Back in Grenada in early June we took an amazing trip to visit the Leatherback Turtle Preserve up the coast to Levera Beach.  (See earlier post “Turtles, Turtles, Turtles”)  It was a magical evening as we saw huge Leatherback turtles instinctually return to the exact same beach where they were hatched to lay their eggs.  We watched in amazement as they laid up to 100 eggs in a single nest and when finished by methodically covering all the eggs with sand using their flippers. The whole process was exhausting for the turtle, and once completed, she slowly lumbered back to the water's edge and swam off into the ocean thus completing the circle of their lives. Oftentimes you get to see the little hatchlings leaving their nests and heading towards the water, but we did not see any that night.

Five-year-old Leatherback sea turtle.

Once we arrived at Bequia and learned of a turtle sanctuary on the island we had to go see the turtles and help support the preservation effort.  We caught a taxi-truck from the main center of town and meandered over a winding road to the other side of the island.  We enjoyed the beautiful scenery of the exposed beaches on the windward side of the island.  After a much longer ride than we anticipated we decided to have the driver wait and bring us back instead of walking back.

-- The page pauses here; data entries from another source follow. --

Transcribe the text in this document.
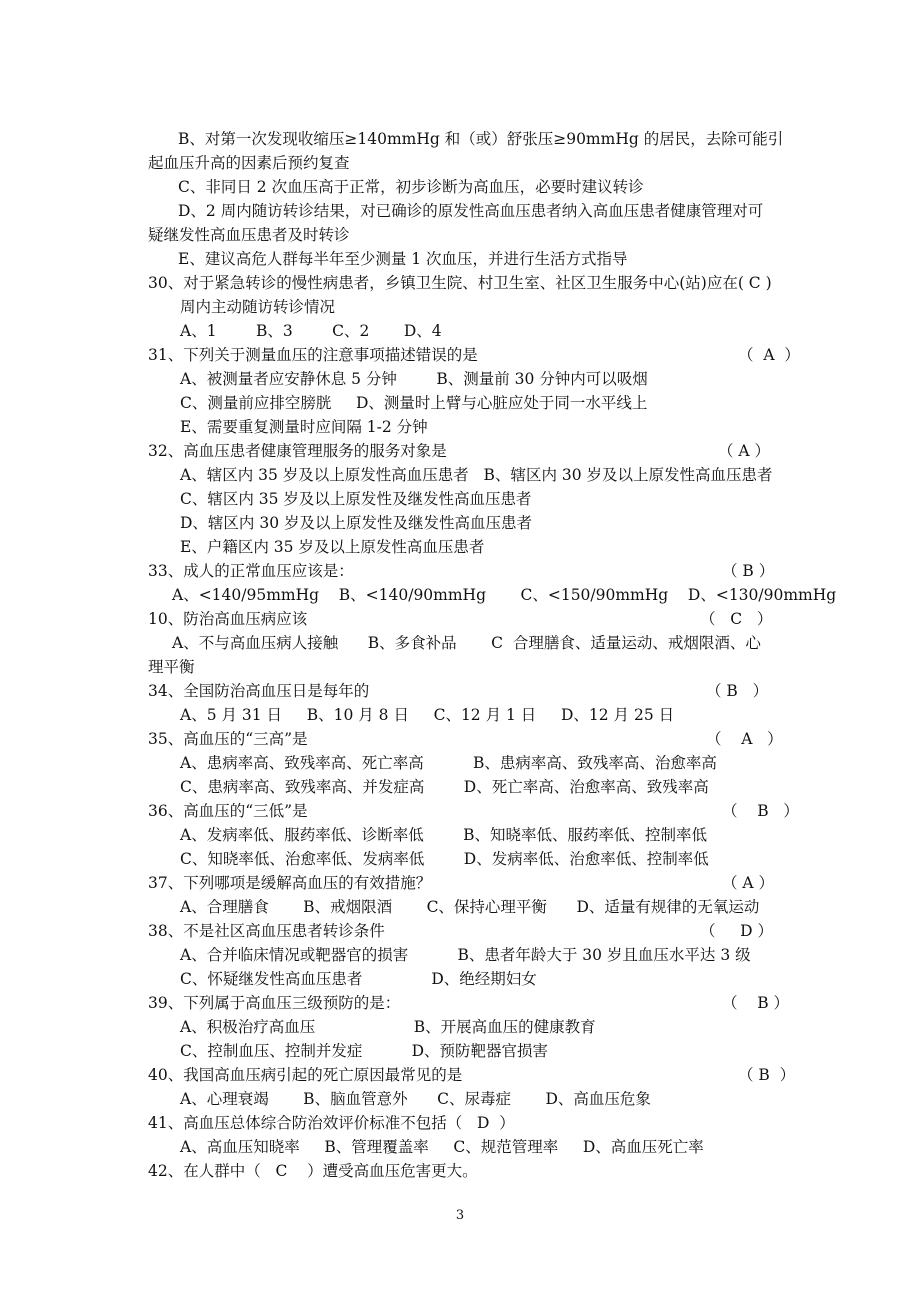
B、对第一次发现收缩压≥140mmHg 和（或）舒张压≥90mmHg 的居民，去除可能引
起血压升高的因素后预约复查
C、非同日 2 次血压高于正常，初步诊断为高血压，必要时建议转诊
D、2 周内随访转诊结果，对已确诊的原发性高血压患者纳入高血压患者健康管理对可
疑继发性高血压患者及时转诊
E、建议高危人群每半年至少测量 1 次血压，并进行生活方式指导
30、对于紧急转诊的慢性病患者，乡镇卫生院、村卫生室、社区卫生服务中心(站)应在( C )
周内主动随访转诊情况
A、1        B、3        C、2       D、4
31、下列关于测量血压的注意事项描述错误的是	（  A  ）
A、被测量者应安静休息 5 分钟        B、测量前 30 分钟内可以吸烟
C、测量前应排空膀胱     D、测量时上臂与心脏应处于同一水平线上
E、需要重复测量时应间隔 1-2 分钟
32、高血压患者健康管理服务的服务对象是	（ A ）
A、辖区内 35 岁及以上原发性高血压患者   B、辖区内 30 岁及以上原发性高血压患者
C、辖区内 35 岁及以上原发性及继发性高血压患者
D、辖区内 30 岁及以上原发性及继发性高血压患者
E、户籍区内 35 岁及以上原发性高血压患者
33、成人的正常血压应该是：	（ B ）
A、<140/95mmHg    B、<140/90mmHg       C、<150/90mmHg    D、<130/90mmHg
10、防治高血压病应该	（   C   ）
A、不与高血压病人接触      B、多食补品       C  合理膳食、适量运动、戒烟限酒、心
理平衡
34、全国防治高血压日是每年的	（ B   ）
A、5 月 31 日     B、10 月 8 日     C、12 月 1 日     D、12 月 25 日
35、高血压的“三高”是	（    A   ）
A、患病率高、致残率高、死亡率高          B、患病率高、致残率高、治愈率高
C、患病率高、致残率高、并发症高        D、死亡率高、治愈率高、致残率高
36、高血压的“三低”是	（    B   ）
A、发病率低、服药率低、诊断率低        B、知晓率低、服药率低、控制率低
C、知晓率低、治愈率低、发病率低        D、发病率低、治愈率低、控制率低
37、下列哪项是缓解高血压的有效措施？	（ A ）
A、合理膳食       B、戒烟限酒       C、保持心理平衡      D、适量有规律的无氧运动
38、不是社区高血压患者转诊条件	（     D ）
A、合并临床情况或靶器官的损害          B、患者年龄大于 30 岁且血压水平达 3 级
C、怀疑继发性高血压患者              D、绝经期妇女
39、下列属于高血压三级预防的是：	（    B ）
A、积极治疗高血压                    B、开展高血压的健康教育
C、控制血压、控制并发症          D、预防靶器官损害
40、我国高血压病引起的死亡原因最常见的是	（ B  ）
A、心理衰竭       B、脑血管意外      C、尿毒症       D、高血压危象
41、高血压总体综合防治效评价标准不包括（   D  ）
A、高血压知晓率     B、管理覆盖率     C、规范管理率     D、高血压死亡率
42、在人群中（   C    ）遭受高血压危害更大。
3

It would have taken us hours to get back to town.

You just can’t help yourself wanting to help these nearly extinct creatures and that is just what Orton King, a retired fisherman, decided to do when he established the Old Hegg Turtle Sanctuary on Bequia Island in 1995.  King takes the turtle eggs, primarily from endangered Hawksbill Sea Turtles and Atlantic Green Sea Turtles and rears the turtles until they are old enough to have a better chance of survival. 

Orton King tells visitors about his efforts to save the sea turtles.
King showed us around his impressive sanctuary and answered questions.  He had numerous pools with the tiny hatchlings, pools with a little older turtles, and a couple large pools with the 3-5 year old turtles.  They are fed fresh fish from a young age but I imagine they would instinctually know to also eat sea grass once out in their natural habitat.  The turtles are generally released around the age of 5 years to their beach of origin.  Since 2006 over 800 turtles have been returned to sea. That is a great outcome for all his efforts.

Baby sea turtles that have been rescued from their nests.

It would be a wonderful experience to be involved in helping to preserve the turtles' future for our children and their children.  We have been fortunate to visit a number of preserves and see the volunteers in action.  On Cumberland Island in Georgia we saw hundreds of protected Loggerhead Turtle nests along the coast being carefully watched and logged by volunteers.  At Grenada’s Turtle Preserve, we saw volunteers helping during the egg laying process by counting the number of eggs laid, and observing and recording other pertinent data.  And here in Bequia, Orton King dedicating 19 years toward preserving turtles in the Caribbean.

Meanwhile, we do our small part by buying our grandchildren books about turtles, t-shirts and other memorabilia with turtles, and swim with the turtles whenever given the chance. Maybe its just a stage I’m going through but I am truly fascinated by these turtles.